You need to design a secure approach for handling secrets and sensitive configuration data across deployment pipelines and runtime execution for data workloads.
Scale Requirements
- Pipelines: 250 Airflow DAGs, 40 dbt jobs, 15 Spark applications
- Deployments: ~120 CI/CD runs per day across dev, staging, and prod
- Secrets: ~180 managed secrets (database passwords, API tokens, Snowflake keys, Kafka SASL credentials)
- Latency target: secret retrieval must add < 200 ms per task startup on average
- Rotation target: critical credentials rotated every 30 days with zero manual code changes
- Audit retention: 1 year of access logs for compliance reviews
Requirements
- Design a deployment pipeline that never stores plaintext secrets in source control, container images, or CI logs.
- Separate build-time, deploy-time, and runtime secret access patterns for Airflow, Spark, and dbt workloads.
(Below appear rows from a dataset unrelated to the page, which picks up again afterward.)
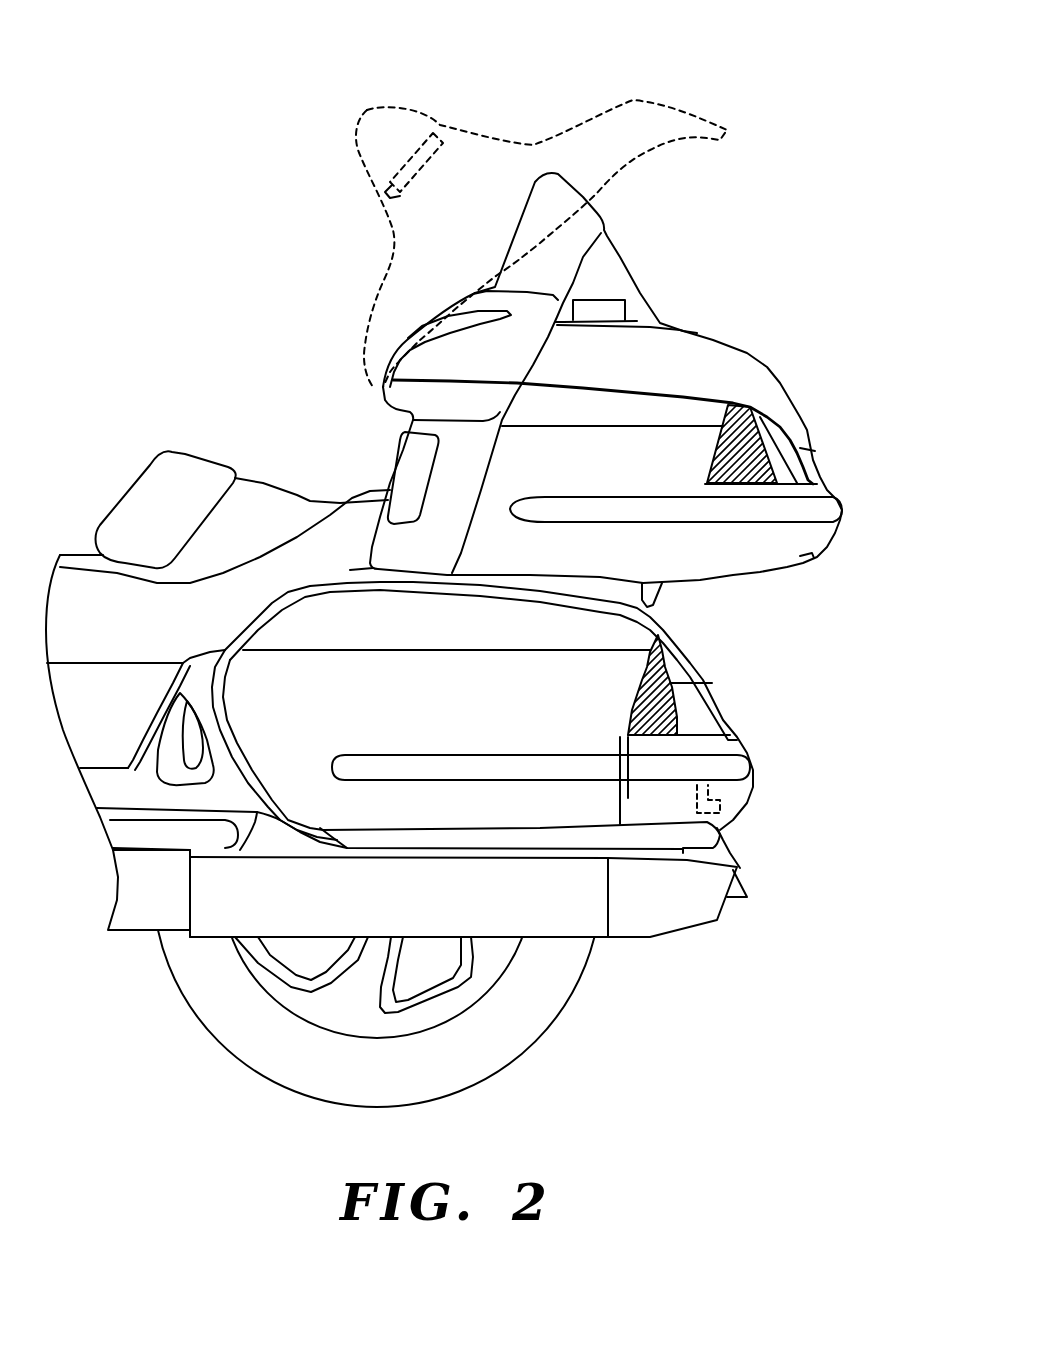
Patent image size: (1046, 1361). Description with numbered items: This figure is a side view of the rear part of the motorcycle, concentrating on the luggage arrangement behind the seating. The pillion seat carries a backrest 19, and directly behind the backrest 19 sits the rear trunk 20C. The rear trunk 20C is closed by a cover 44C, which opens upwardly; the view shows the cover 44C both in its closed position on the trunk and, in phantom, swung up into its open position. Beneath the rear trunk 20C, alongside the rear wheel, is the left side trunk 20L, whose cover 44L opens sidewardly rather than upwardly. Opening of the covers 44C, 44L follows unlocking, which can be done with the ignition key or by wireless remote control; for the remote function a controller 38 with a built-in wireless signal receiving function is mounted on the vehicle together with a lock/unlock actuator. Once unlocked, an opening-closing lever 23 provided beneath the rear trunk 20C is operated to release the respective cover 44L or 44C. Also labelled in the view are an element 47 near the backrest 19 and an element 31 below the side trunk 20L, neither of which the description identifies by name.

The backrest 19 is at (593, 217).
The backrest pad 47 is at (610, 267).
The controller 38 is at (617, 297).
The rear trunk 20C is at (787, 371).
The cover of the rear trunk 44C is at (537, 103).
The side trunk 20L is at (712, 667).
The cover of the side trunk 44L is at (463, 631).
The opening-closing lever 23 is at (723, 808).
The muffler 31 is at (593, 927).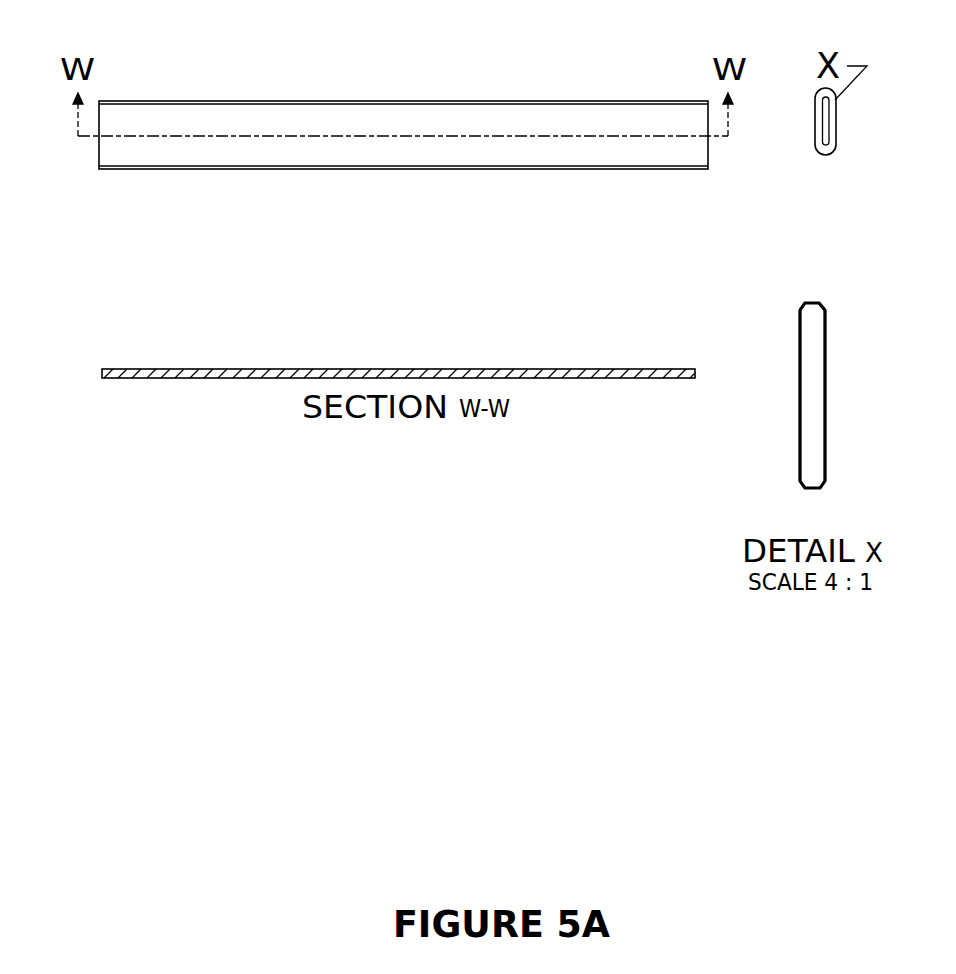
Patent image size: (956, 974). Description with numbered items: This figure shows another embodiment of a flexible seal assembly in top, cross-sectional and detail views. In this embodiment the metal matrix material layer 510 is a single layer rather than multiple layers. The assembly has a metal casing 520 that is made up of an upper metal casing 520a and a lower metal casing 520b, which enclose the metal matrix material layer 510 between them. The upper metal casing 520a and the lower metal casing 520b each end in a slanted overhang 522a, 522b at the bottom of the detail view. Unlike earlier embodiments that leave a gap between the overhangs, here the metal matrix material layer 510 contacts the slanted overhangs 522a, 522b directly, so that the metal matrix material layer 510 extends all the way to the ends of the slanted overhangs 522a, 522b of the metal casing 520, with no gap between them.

The metal matrix material layer 510 is at (813, 385).
The metal casing 520 is at (882, 255).
The upper metal casing 520a is at (503, 120).
The lower metal casing 520b is at (825, 334).
The slanted overhang 522a is at (802, 485).
The slanted overhang 522b is at (823, 485).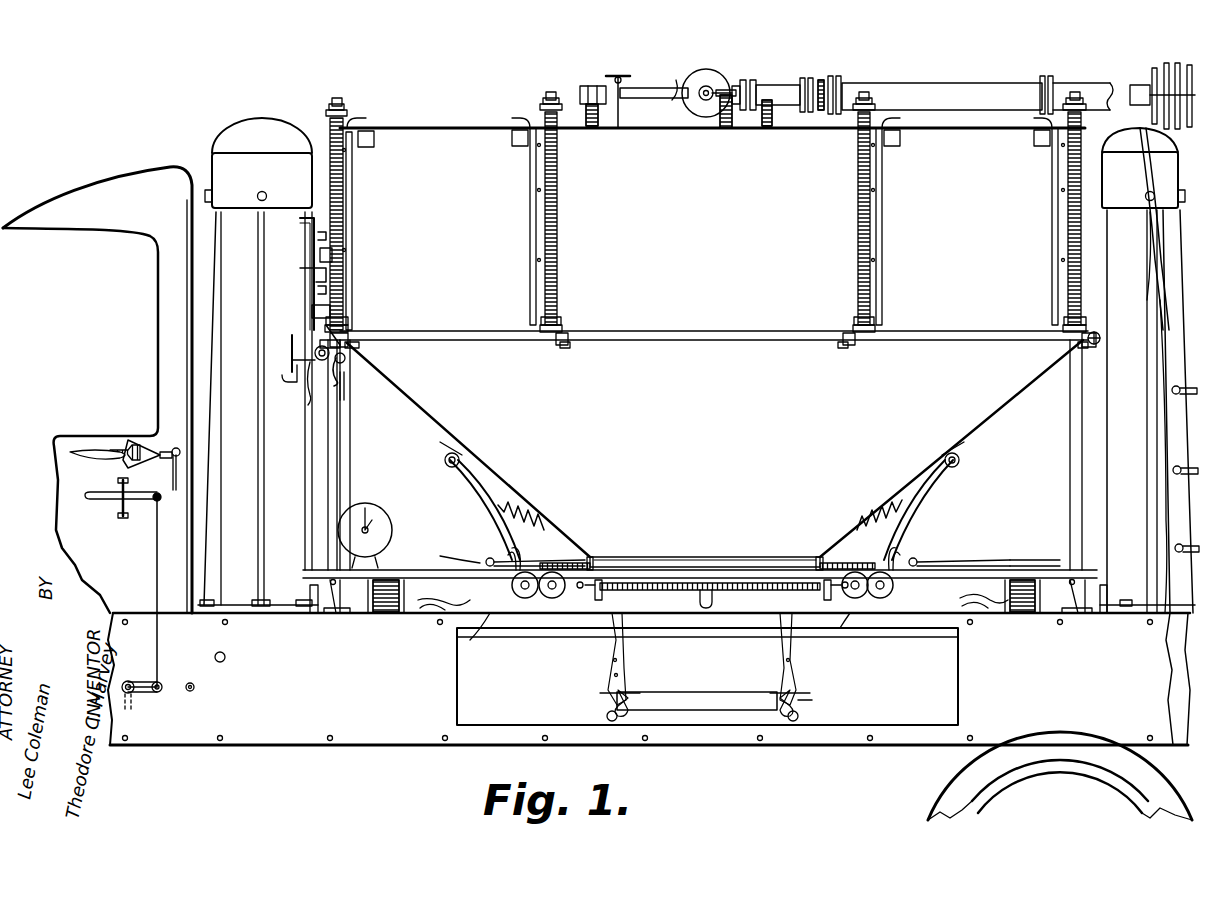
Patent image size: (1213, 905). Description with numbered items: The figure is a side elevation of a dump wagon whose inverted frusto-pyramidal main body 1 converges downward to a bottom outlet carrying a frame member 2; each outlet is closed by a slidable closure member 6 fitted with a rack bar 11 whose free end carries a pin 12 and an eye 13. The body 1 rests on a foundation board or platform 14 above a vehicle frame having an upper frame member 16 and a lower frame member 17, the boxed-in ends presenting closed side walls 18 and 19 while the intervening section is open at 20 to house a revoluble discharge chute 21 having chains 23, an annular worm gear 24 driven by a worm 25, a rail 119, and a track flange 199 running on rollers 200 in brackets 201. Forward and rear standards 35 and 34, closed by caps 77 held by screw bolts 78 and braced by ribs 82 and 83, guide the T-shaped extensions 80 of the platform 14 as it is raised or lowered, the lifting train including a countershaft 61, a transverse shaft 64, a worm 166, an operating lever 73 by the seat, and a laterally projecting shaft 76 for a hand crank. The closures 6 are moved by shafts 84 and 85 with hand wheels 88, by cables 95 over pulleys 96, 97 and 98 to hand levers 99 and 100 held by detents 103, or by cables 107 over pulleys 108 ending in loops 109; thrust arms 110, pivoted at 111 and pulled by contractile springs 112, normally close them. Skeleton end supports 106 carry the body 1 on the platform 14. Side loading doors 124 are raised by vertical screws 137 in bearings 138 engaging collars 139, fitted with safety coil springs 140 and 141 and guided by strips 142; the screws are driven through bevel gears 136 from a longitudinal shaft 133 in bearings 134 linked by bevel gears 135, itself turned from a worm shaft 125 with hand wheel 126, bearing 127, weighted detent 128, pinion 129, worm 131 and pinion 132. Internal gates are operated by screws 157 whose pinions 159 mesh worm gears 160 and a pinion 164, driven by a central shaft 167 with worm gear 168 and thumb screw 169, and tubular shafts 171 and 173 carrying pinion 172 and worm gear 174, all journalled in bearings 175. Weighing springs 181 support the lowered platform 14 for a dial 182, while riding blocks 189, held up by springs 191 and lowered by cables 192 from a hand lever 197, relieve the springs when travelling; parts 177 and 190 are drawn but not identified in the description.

The main body 1 is at (715, 448).
The frame member 2 is at (700, 560).
The slidable closure member 6 is at (705, 553).
The rack bar 11 is at (548, 563).
The laterally extending pin 12 is at (508, 555).
The terminal eye 13 is at (486, 560).
The foundation board or platform 14 is at (1050, 556).
The upper frame member 16 is at (1178, 610).
The lower frame member 17 is at (995, 735).
The closed side wall 18 is at (649, 679).
The closed side wall 19 is at (1163, 679).
The open side wall section 20 is at (707, 676).
The revoluble discharge chute 21 is at (697, 688).
The chains 23 is at (800, 716).
The annular rack bar or worm gear 24 is at (762, 567).
The worm 25 is at (850, 635).
The rear standard 34 is at (1160, 520).
The forward standard 35 is at (262, 522).
The countershaft 61 is at (935, 640).
The transversely extending shaft 64 is at (222, 662).
The operating lever 73 is at (115, 497).
The laterally projecting shaft 76 is at (192, 692).
The cap 77 is at (230, 153).
The screw bolt 78 is at (1170, 212).
The T-shaped extension 80 is at (306, 570).
The under brace or rib 82 is at (262, 518).
The side brace or rib 83 is at (208, 500).
The transversely extending shaft 84 is at (520, 597).
The transversely extending shaft 85 is at (880, 598).
The hand wheel 88 is at (918, 590).
The cable 95 is at (327, 495).
The pulley 96 is at (303, 576).
The pulley 97 is at (312, 312).
The pulley 98 is at (320, 254).
The hand-operated lever 99 is at (316, 280).
The hand-operated lever 100 is at (312, 240).
The detent 103 is at (318, 236).
The skeleton end support 106 is at (338, 478).
The flexible cable 107 is at (450, 562).
The pulley 108 is at (440, 556).
The loop 109 is at (711, 595).
The thrust arm 110 is at (490, 500).
The pivot 111 is at (445, 460).
The contractile spring 112 is at (505, 510).
The rail 119 is at (800, 698).
The side loading door 124 is at (712, 186).
The worm shaft 125 is at (308, 402).
The hand wheel 126 is at (282, 378).
The bearing 127 is at (340, 380).
The weighted detent 128 is at (344, 400).
The pinion 129 is at (292, 356).
The worm 131 is at (315, 353).
The pinion 132 is at (320, 342).
The longitudinally extending shaft 133 is at (477, 340).
The bearing member 134 is at (358, 350).
The bevel gears 135 is at (1097, 344).
The bevel gear 136 is at (352, 330).
The vertical screw 137 is at (345, 268).
The bearing 138 is at (328, 112).
The threaded socket or collar 139 is at (374, 140).
The coil spring 140 is at (345, 106).
The coil spring 141 is at (350, 310).
The guide strip 142 is at (352, 244).
The vertical screw 157 is at (724, 128).
The pinion or gear wheel 159 is at (584, 100).
The worm gear 160 is at (696, 115).
The pinion or gear wheel 164 is at (698, 98).
The worm 166 is at (584, 86).
The central shaft 167 is at (680, 78).
The screw or worm gear 168 is at (675, 92).
The thumb screw 169 is at (626, 78).
The tubular shaft 171 is at (790, 88).
The bevel gear or pinion 172 is at (734, 86).
The tubular shaft 173 is at (956, 74).
The worm gear 174 is at (815, 78).
The bearing 175 is at (845, 85).
The pulley 177 is at (1190, 65).
The weighing spring 181 is at (376, 612).
The stationary dial 182 is at (385, 505).
The riding block 189 is at (338, 613).
The base 190 is at (345, 613).
The spring 191 is at (312, 617).
The flexible cable 192 is at (368, 628).
The hand-operated lever 197 is at (108, 458).
The downwardly turned flange 199 is at (638, 628).
The roller or pulley 200 is at (606, 628).
The bracket 201 is at (718, 583).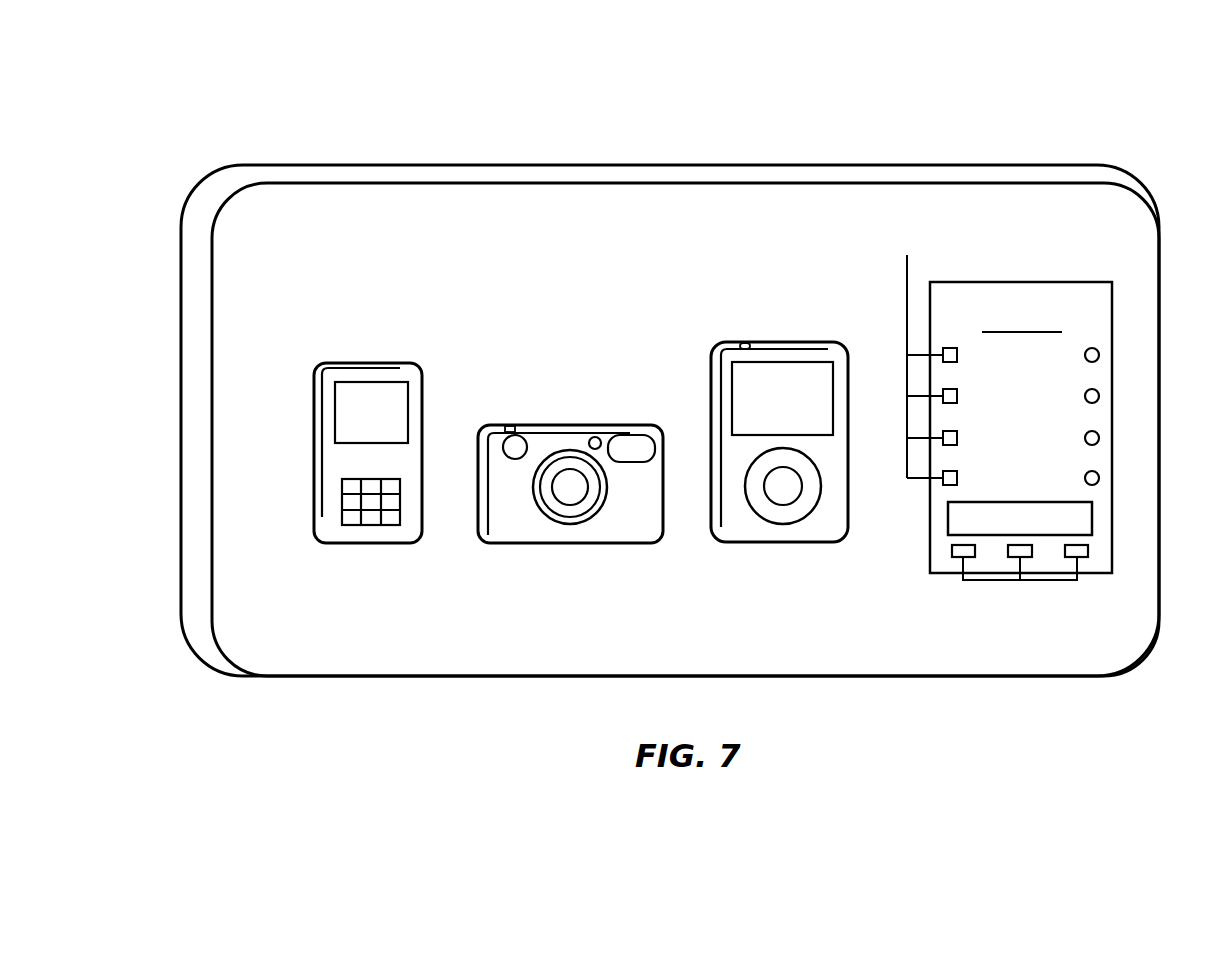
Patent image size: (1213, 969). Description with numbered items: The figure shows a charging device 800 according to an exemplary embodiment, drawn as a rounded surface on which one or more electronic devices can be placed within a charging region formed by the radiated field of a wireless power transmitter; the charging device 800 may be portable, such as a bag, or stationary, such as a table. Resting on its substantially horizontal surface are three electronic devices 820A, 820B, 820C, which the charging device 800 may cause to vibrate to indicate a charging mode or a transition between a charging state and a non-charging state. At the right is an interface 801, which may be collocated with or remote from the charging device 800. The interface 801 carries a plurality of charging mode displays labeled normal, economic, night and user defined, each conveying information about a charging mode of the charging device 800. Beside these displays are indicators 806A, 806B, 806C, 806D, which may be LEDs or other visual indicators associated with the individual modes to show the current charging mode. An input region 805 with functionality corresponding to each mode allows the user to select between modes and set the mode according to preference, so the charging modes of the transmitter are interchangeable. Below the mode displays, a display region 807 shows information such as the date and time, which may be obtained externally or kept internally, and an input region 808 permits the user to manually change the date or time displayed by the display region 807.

The charging device 800 is at (220, 88).
The interface 801 is at (1075, 282).
The input region 805 is at (912, 357).
The indicator 806A is at (1099, 355).
The indicator 806B is at (1099, 396).
The indicator 806C is at (1099, 438).
The indicator 806D is at (1099, 478).
The display region 807 is at (1092, 518).
The input region 808 is at (1020, 580).
The electronic device 820A is at (355, 367).
The electronic device 820B is at (572, 440).
The electronic device 820C is at (765, 352).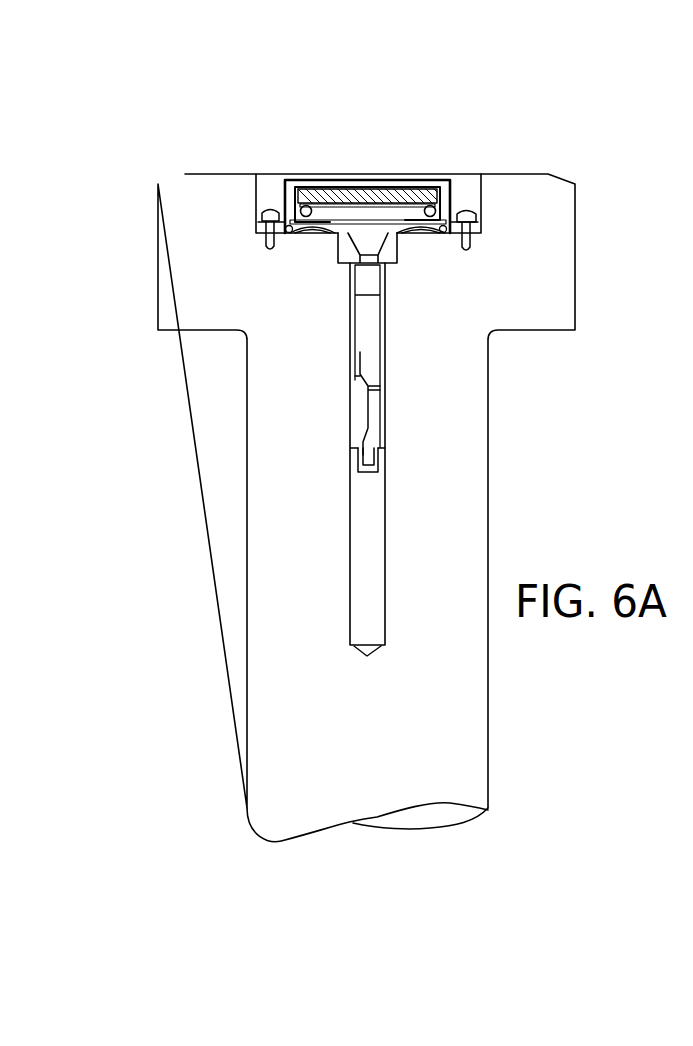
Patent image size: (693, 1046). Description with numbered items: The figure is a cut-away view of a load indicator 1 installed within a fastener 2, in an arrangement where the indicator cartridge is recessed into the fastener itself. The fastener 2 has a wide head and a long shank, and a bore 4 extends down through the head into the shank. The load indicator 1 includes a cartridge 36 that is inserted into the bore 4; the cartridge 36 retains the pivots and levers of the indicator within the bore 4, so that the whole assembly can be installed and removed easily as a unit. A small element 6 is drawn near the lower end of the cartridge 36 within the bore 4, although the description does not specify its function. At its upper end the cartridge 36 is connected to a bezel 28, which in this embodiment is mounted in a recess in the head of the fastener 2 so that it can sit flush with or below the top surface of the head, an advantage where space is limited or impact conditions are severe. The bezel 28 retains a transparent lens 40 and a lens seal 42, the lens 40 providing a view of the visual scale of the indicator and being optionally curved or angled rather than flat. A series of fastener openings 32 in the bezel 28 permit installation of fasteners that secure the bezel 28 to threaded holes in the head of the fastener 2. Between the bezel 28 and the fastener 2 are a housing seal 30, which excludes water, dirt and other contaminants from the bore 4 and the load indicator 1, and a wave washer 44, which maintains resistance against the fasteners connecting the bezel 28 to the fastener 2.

The fastener 2 is at (180, 185).
The load indicator 1 is at (292, 178).
The bezel 28 is at (448, 177).
The transparent lens 40 is at (383, 190).
The lens seal 42 is at (312, 205).
The wave washer 44 is at (326, 230).
The fastener openings 32 is at (257, 214).
The housing seal 30 is at (447, 226).
The cartridge 36 is at (373, 347).
The bore 4 is at (358, 412).
The retaining clip 6 is at (380, 457).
- Support environment-specific configuration with strict access boundaries between dev, staging, and prod.
- Implement automated secret rotation and rollout without requiring DAG or application redeploys where possible.
- Provide a strategy for short-lived credentials, least-privilege IAM, and service-to-service authentication.
- Define monitoring, auditing, and alerting for secret access anomalies, failed retrievals, and expired credentials.
- Include failure recovery for secret manager outages and misconfigured permissions.
Constraints
- AWS is the primary cloud; GitHub Actions is the CI/CD platform.
- Existing tools must remain: Airflow 2.x, dbt Core, Spark on EKS, Snowflake.
- SOC 2 and PCI-related controls require auditability and separation of duties.
- The team is small: 3 data engineers, 1 platform engineer, so the solution should minimize operational overhead.